Recently this ownedcore thread about Blizzard hiding identifiable data in World of Warcraft screen shots sparked a minor tweetstorm among the infosec folks I follow. While I’m not a WoW player, the thread did get me thinking about hidden-in-plain-sight covert channels and where they might be found.
While nowhere near as sophisticated as Blizzards steganography, I remembered seeing a few “easter eggs” where people had hidden ASCII messages in HTML comments for exciting, retentive types like myself to find. While I usually find them by just “viewing source” in Firefox when I’m bored (and that’s really bored) I thought a fun short project would be putting together a script to grab comments from the command line for use in more sophisticated tools or monitors.
At first I thought of putting together something with curl or wget and grep, but a lot of times these tiny projects are perfect for trying out something new, so instead of a shell script I decided to throw something together in Python instead.
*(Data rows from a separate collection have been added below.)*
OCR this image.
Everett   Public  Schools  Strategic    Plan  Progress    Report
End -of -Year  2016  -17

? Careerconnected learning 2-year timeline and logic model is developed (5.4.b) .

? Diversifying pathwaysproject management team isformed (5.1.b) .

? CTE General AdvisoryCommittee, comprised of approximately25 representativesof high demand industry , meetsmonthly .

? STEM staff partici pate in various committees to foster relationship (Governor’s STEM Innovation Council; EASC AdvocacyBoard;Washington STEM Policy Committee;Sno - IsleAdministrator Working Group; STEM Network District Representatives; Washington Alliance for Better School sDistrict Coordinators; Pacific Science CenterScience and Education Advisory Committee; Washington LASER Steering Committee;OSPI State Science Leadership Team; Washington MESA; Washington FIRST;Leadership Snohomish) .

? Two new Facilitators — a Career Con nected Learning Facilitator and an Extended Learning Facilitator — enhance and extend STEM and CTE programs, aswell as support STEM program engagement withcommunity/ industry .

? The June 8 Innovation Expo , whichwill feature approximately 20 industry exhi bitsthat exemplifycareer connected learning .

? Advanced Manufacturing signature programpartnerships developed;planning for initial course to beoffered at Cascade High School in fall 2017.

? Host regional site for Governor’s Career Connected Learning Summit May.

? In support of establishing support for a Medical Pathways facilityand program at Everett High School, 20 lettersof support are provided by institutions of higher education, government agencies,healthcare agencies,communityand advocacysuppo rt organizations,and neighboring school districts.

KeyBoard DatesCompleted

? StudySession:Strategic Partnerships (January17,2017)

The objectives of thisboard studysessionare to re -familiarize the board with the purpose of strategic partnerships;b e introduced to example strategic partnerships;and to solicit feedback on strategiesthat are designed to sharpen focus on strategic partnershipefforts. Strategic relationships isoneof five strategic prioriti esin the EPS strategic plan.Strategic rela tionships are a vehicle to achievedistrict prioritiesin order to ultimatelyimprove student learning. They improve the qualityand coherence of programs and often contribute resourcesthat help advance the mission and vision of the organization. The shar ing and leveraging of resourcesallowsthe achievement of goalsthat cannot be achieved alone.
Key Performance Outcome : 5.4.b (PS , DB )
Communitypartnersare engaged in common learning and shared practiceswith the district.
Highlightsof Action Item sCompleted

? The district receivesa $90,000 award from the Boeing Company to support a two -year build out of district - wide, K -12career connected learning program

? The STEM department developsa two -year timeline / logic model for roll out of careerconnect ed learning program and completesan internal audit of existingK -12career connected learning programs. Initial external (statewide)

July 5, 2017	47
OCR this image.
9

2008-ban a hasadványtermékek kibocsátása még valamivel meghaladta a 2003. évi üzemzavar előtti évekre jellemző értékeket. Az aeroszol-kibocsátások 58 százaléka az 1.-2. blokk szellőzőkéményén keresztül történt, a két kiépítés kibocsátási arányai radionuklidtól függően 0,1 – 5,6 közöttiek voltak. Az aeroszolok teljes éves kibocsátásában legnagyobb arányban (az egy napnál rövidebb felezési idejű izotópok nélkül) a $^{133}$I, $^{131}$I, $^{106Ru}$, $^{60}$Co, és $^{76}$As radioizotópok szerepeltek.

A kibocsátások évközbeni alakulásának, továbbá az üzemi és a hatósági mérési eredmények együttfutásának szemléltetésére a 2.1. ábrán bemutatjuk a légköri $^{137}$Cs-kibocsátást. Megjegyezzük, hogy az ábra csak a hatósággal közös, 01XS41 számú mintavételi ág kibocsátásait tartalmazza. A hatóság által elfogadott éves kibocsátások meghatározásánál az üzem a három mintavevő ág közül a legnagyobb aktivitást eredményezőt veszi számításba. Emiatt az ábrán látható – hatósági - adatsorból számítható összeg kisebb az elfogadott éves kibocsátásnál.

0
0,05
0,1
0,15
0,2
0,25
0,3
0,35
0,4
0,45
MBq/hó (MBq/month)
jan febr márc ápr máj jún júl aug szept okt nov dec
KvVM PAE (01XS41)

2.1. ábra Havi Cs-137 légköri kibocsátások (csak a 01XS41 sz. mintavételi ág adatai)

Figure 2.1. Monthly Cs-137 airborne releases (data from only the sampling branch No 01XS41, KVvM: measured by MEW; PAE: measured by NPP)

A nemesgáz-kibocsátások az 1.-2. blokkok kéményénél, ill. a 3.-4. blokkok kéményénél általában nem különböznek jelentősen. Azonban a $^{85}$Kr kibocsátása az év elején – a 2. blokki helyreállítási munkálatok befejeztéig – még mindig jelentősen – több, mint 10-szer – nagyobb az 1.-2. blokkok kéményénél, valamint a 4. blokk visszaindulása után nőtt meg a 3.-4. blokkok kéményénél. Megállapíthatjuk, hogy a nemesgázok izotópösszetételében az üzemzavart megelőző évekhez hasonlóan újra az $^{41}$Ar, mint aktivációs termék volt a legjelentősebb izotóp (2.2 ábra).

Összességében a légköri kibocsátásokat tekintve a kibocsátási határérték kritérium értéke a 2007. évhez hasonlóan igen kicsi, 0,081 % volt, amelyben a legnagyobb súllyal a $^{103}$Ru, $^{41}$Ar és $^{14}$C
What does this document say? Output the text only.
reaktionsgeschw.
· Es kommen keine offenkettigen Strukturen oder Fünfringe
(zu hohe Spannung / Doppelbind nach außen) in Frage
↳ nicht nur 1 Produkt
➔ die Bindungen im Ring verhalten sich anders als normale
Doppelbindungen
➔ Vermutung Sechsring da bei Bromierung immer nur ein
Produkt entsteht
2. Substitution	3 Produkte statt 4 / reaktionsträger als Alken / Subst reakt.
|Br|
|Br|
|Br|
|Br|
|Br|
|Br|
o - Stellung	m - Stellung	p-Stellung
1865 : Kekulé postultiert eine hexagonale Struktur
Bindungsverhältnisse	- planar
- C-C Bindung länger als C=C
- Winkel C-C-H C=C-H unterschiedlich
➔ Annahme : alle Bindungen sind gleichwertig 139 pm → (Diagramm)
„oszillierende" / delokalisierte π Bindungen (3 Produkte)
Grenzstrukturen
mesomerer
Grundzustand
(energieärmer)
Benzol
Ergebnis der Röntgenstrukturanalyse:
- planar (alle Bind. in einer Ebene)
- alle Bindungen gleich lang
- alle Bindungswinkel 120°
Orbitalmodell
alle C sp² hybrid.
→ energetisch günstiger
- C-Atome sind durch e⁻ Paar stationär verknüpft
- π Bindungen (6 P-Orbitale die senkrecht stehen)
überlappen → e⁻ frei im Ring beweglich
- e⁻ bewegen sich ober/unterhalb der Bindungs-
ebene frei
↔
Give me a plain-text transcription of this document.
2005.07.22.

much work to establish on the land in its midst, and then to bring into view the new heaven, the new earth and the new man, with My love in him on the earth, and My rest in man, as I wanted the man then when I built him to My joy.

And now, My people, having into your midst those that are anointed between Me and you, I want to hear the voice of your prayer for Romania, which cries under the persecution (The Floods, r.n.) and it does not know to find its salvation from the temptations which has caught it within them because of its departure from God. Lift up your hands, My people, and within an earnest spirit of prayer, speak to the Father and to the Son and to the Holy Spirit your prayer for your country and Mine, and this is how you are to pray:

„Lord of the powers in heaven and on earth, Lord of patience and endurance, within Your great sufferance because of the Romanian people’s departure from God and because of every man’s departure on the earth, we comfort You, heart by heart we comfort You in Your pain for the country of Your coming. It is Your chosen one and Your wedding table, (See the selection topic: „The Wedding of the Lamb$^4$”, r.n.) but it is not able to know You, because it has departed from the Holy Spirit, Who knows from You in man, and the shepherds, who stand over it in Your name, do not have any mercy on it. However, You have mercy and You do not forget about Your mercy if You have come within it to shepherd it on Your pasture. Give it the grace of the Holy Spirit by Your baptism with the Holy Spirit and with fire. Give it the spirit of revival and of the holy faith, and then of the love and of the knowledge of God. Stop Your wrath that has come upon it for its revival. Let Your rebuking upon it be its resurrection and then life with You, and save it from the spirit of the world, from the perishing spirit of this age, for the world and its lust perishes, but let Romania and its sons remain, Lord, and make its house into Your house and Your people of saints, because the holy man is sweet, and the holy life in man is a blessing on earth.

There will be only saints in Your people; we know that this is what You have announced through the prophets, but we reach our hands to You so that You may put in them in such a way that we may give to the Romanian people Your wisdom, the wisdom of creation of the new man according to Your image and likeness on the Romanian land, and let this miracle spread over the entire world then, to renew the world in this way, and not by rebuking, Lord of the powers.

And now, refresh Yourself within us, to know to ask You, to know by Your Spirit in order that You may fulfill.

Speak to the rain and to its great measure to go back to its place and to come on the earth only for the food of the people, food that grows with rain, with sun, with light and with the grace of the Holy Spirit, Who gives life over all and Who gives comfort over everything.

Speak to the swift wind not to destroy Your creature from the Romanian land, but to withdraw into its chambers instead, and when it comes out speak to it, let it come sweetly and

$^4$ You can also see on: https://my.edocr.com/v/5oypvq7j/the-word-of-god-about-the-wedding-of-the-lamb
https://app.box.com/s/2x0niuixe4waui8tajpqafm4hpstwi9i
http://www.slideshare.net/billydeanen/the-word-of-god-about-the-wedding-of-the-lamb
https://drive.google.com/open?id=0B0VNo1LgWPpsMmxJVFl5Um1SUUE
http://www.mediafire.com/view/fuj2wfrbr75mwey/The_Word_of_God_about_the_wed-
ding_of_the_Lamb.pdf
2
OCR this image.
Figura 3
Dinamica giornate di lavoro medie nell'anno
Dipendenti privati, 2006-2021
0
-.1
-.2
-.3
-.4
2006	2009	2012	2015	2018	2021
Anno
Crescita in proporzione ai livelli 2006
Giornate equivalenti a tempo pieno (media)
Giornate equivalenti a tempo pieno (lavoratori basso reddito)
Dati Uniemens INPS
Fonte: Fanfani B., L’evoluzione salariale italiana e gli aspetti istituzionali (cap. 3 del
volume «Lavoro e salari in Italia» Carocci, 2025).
I’ve never done any scraping with Python, but it seemed like it might be a handy skill to have in my back pocket.
The result is the short script below. I’m not going to claim this is great code since Python isn’t my forte (yet), but it gets the job done. I used BeautifulSoup 4 and mechanize as mentioned in this stackoverflow post, and a bit of code for manipulating comments right from the BeautifulSoup 3 documentation.
While this doesn’t save much work if you’re just casually checking a site’s comments, it’s a great building block if you’re looking to automatically check for changes or hidden messages. (If you need some fun examples, checkout The Oatmeal or Reddit)
#!/usr/bin/env python
#coding:utf-8
import sys
from mechanize import Browser
from bs4 import BeautifulSoup, Comment
brwsr = Browser()
res = brwsr.open(sys.argv[1])
data = res.get_data()
soup = BeautifulSoup(data)
comments = soup.findAll(text=lambda text:isinstance(text, Comment))
for comment in comments:
print comment
If you haven’t played with BeautifulSoup or mechanize, check them out as they both look to be useful for quick and dirty scraping of web data.